Well, actually, no. If we used one of the earlier techniques to measure the RPS, we’d discover it still vastly exceeds our desired limit. Hopefully, this emphasizes the importance of verifying that the tool is performing as you expect before setting it loose on a real target.

If we explore the help menu again, we’ll find a threads flag with a default value of 10. In other words, ten concurrent threads perform tasks each time we run gobuster. We configured a delay of 0.2s between each request, but that’s on a per-thread basis, not overall. To correct the configuration, we can either increase the delay, decrease the threads, or a combination of the two. However, reducing the threads is recommended to ensure consistent accuracy.

sqlmap

sqlmap -h | grep -i "\(rate\|limit\|throttle\|delay\)"

This time, our grep command yields no applicable results. Reviewing the help menu will confirm that sqlmap offers an advanced help menu that is accessible with the -hh flag.

We can specify a delay in seconds with the --delay flag (similar to gobuster). To limit the tool to 5 RPS, we could provide a value of 0.2, providing we don’t have the same issue regarding threads. Thankfully, the help menu confirms the default threads is already at 1.

burp

How could we forget Burp Suite? The notoriously popular web proxy tool allows users to configure resource pools per task. One benefit to this approach is the ability to throttle different tasks according to the program requirements or bug hunter’s priorities. We recommend including the program name in the resource pool title to easily keep track.

As with other tools we’ve reviewed, burp can configure the delay between requests and the number of concurrent requests (threads).

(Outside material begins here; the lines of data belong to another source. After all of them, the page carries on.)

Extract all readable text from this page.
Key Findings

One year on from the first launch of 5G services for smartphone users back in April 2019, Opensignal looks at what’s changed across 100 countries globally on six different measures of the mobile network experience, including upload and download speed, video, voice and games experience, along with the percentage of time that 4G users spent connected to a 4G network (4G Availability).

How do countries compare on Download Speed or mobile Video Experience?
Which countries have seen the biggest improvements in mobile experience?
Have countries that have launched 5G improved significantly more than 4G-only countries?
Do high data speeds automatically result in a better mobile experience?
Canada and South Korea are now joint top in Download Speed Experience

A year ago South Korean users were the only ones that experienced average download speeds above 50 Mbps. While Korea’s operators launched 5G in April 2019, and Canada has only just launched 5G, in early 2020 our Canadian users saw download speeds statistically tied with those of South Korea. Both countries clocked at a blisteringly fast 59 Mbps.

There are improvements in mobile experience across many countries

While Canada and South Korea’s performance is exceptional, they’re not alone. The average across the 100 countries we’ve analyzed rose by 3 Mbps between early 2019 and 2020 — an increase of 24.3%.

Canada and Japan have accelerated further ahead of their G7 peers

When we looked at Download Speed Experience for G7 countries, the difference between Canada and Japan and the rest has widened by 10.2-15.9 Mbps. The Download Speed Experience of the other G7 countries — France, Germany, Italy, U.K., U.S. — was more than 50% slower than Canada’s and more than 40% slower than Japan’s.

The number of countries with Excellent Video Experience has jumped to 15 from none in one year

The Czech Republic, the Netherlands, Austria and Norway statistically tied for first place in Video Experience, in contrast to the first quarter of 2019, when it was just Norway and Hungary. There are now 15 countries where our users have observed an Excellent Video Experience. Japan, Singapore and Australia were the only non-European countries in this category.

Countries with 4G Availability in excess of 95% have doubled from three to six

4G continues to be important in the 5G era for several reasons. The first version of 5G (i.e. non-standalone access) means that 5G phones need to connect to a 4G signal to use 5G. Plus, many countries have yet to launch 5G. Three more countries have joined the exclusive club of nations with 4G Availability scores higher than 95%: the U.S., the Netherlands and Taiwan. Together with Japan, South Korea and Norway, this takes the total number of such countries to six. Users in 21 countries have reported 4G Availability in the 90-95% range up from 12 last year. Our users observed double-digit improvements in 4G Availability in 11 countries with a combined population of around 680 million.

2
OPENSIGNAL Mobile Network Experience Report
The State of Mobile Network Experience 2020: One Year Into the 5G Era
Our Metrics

It’s important to calculate these values precisely and verify the result.

Conclusion

Hopefully, this article has conveyed the importance of responsible testing in bug bounty, and you can appreciate the negative implications aggressive scanning has on organizations, as well as the consequences for researchers breaching the rules of engagement.

Remember that scanning restrictions are per program, not per tool. Five tools running 5 RPS is 25 RPS. That said, the limit is per program, so nothing is stopping you from running automated tools on targets from multiple programs at once, so long as you configure each tool correctly and don’t forget about threads.

Finally, we’ve referenced the community code of conduct several times, so let’s end with a fitting quote.

Be gentle when conducting automated tests or scanners. Some programs may disallow automated testing of any kind or impose rate limits. It is of utmost importance to follow these rules, as a violation may cause service degradation. Do not conduct any disproportionate testing that may affect service performance. In the event that you notice slower response times or unexpected behaviour that may be related to your testing, make sure to tell us about it.